なんかその様子を見たら、私の中で何が特定はできないが
何が変わった様な気がした。
「なんか見る相手間違っている気がするけど……」
「うん、見る相手間違えた」
私は笑顔で答えた。
「お〜い樋口さん!? 僕を泣かせたいの!?」
「でも見る相手を間違えたから私の何かが変わった。
変わったから私はここに残るって決めた」
そうだ。
彼らを見たから、私は変わった。
変わったからここに残ると決めた。
もう次こそは逃げない。

ーー高校時代、広樹に置いてかれた時

ーーつい最近、広樹に拒絶された時

私は家に引きこもり、何もかもから逃げようとした。
だけどあんな真っ直ぐな彼らを見ていたら
何故か向き合いたくなった。

ーー私は広樹に拒絶された

ーーだから会って何が出来るという訳では無い

ーーだけど諦められなかった

ーーただ会いたい

ーーあと1回でいい

ーー私の好きな人に会いたい

ーー前回は逃げた

ーーだから今回は逃げない

(でも、もう一度広樹に拒絶されたら……)
なんて思うと足がすくむ。
さっきの決意も挫けそうになる。
結局私は根っこの部分は変わっていないのかも……

「ーー大丈夫だよ、樋口さん」
「国木田……?」
「君が何に悩んでいるのか分からない。
けど困っていたら助けるよ」
「でも……私の事だし……」
「それを言うなら、例のクズの事件だって僕と七海の
事件だよ。

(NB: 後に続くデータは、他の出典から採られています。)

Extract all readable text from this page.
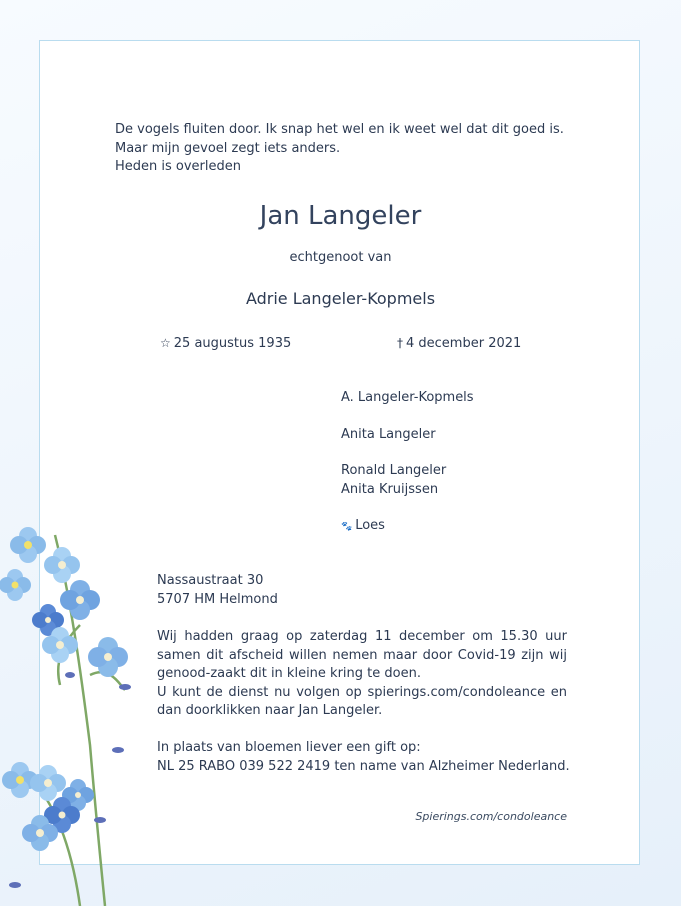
De vogels fluiten door. Ik snap het wel en ik weet wel dat dit goed is.
Maar mijn gevoel zegt iets anders.
Heden is overleden
Jan Langeler
echtgenoot van
Adrie Langeler-Kopmels
☆ 25 augustus 1935	† 4 december 2021
A. Langeler-Kopmels
Anita Langeler
Ronald Langeler
Anita Kruijssen
🐾 Loes
Nassaustraat 30
5707 HM Helmond

Wij hadden graag op zaterdag 11 december om 15.30 uur samen dit afscheid willen nemen maar door Covid-19 zijn wij genood-zaakt dit in kleine kring te doen.

U kunt de dienst nu volgen op spierings.com/condoleance en dan doorklikken naar Jan Langeler.

In plaats van bloemen liever een gift op:
NL 25 RABO 039 522 2419 ten name van Alzheimer Nederland.
Spierings.com/condoleance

でも君は助けてくれた」
「それは……」
あいつが死ぬほど嫌だったからと続けようとしたが
「大丈夫、樋口さんはとても優しい人だよ。
だから自分を卑下しないでもらえるかな?」
国木田は私が言う言葉を分かっているのかとごとく
優しく言ってきた。
「ま、まぁこの美少女翔子ちゃんだからね!!
全ての人に優しいのは当たり前だよ〜!!」
私は照れくさくなり、ふざけた。
「なら、いいや
ーーさてキッチン借りるよ、なんか料理作るよ」
「ローストビーフ」
「いやいや手間かかるよ」
「肉、肉、肉、肉〜!!」
「はいはい、じゃあ何か肉料理作るよ」
「ビーフ、ビーフ!!」
(ありがとうね、国木田)
私は改めてこのお人好しの同期に感謝したのだった。